Jagjit (jag ko jeetne wala- One who wins over the world) Singh surely lived up to his name. He won the audience world over with his vocal prowess. It’s hard to believe that he is no more with us. Jagjit Singh, the ghazal icon who mesmerised the music lovers across the globe with his deep, sonorous voice over the past four decades, passed away October 11, 2011 after being hospitalised in a Bombay hospital for more than 2 weeks. He suffered a severe brain haemorrhage prior to being hospitalised. He was 70. His soulful voice had a certain X-factor that connected with the listeners and touched the heart. His mellifluous vocals gave sukoon (peace) to the listeners. His sudden demise marks the end of an era in the Indian music.

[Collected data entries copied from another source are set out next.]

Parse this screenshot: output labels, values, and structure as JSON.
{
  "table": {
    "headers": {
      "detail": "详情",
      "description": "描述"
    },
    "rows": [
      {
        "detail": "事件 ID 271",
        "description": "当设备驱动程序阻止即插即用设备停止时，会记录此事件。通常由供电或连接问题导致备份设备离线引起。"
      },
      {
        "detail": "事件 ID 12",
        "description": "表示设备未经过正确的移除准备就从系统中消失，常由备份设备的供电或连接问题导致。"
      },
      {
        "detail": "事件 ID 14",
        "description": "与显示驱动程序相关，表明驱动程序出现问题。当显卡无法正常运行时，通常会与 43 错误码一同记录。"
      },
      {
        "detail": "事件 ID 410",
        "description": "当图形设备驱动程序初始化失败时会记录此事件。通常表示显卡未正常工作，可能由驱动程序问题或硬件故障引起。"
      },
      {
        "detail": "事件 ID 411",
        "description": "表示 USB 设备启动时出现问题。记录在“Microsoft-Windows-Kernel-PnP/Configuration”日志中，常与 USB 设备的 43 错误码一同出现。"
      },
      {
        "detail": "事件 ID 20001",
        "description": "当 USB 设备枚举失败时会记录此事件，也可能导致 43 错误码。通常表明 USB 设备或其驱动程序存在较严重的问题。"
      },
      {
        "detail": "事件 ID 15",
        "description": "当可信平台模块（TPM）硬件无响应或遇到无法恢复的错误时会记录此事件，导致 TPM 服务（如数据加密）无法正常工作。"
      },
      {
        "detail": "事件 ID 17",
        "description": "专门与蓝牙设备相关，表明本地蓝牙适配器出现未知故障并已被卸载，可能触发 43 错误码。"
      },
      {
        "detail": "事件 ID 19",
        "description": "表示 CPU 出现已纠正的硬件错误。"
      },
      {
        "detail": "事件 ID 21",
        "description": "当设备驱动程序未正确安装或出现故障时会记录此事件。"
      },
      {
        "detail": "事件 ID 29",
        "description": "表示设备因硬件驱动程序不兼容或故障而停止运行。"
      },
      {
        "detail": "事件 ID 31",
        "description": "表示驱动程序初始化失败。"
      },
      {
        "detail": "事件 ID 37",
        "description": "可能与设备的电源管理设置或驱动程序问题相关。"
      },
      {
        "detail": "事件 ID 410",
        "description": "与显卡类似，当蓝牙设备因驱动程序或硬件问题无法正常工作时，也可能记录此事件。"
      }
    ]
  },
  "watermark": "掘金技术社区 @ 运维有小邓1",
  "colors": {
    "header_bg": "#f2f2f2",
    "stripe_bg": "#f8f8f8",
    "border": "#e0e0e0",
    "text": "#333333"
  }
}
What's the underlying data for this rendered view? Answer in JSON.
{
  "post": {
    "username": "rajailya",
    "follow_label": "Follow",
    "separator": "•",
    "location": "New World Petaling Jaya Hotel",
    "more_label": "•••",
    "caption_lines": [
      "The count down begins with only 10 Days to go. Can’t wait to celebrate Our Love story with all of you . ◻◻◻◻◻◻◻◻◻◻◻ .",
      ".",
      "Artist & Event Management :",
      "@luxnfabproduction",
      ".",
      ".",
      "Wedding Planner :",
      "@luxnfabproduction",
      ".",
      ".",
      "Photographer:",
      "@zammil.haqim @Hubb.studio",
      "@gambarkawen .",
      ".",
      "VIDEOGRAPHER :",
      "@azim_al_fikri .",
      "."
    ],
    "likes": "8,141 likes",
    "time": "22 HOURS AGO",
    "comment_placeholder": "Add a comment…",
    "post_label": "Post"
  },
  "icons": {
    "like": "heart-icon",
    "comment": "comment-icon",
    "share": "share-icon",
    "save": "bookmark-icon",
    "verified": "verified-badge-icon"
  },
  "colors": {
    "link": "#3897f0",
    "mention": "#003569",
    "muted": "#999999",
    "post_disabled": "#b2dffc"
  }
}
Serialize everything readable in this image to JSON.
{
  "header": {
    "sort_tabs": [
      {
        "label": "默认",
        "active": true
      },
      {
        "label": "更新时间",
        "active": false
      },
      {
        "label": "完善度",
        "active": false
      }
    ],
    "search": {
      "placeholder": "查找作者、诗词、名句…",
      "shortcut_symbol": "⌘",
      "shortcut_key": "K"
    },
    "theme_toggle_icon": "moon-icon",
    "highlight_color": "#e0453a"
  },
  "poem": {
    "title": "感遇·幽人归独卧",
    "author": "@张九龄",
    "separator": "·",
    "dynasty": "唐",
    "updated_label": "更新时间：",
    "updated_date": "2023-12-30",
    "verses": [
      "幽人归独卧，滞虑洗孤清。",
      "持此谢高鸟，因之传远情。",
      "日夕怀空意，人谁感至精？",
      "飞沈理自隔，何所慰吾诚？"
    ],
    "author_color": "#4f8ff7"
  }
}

My memories of this legend go back to my college days at the Delhi University in late 80s , where I watched him perform a couple of times and I simply fell in love with his voice. “Sarakti Jaye he rukh se nakaab”, “Thai Din Na Jawaani” were my favourites. For me, he just made the connection. I was fortunate to watch him when he came to New Zealand in 2005. His rendition of “Hum to hai pardes main” brought tears into my eyes-As I was so far away from my motherland, yet had that huge love for my motherland.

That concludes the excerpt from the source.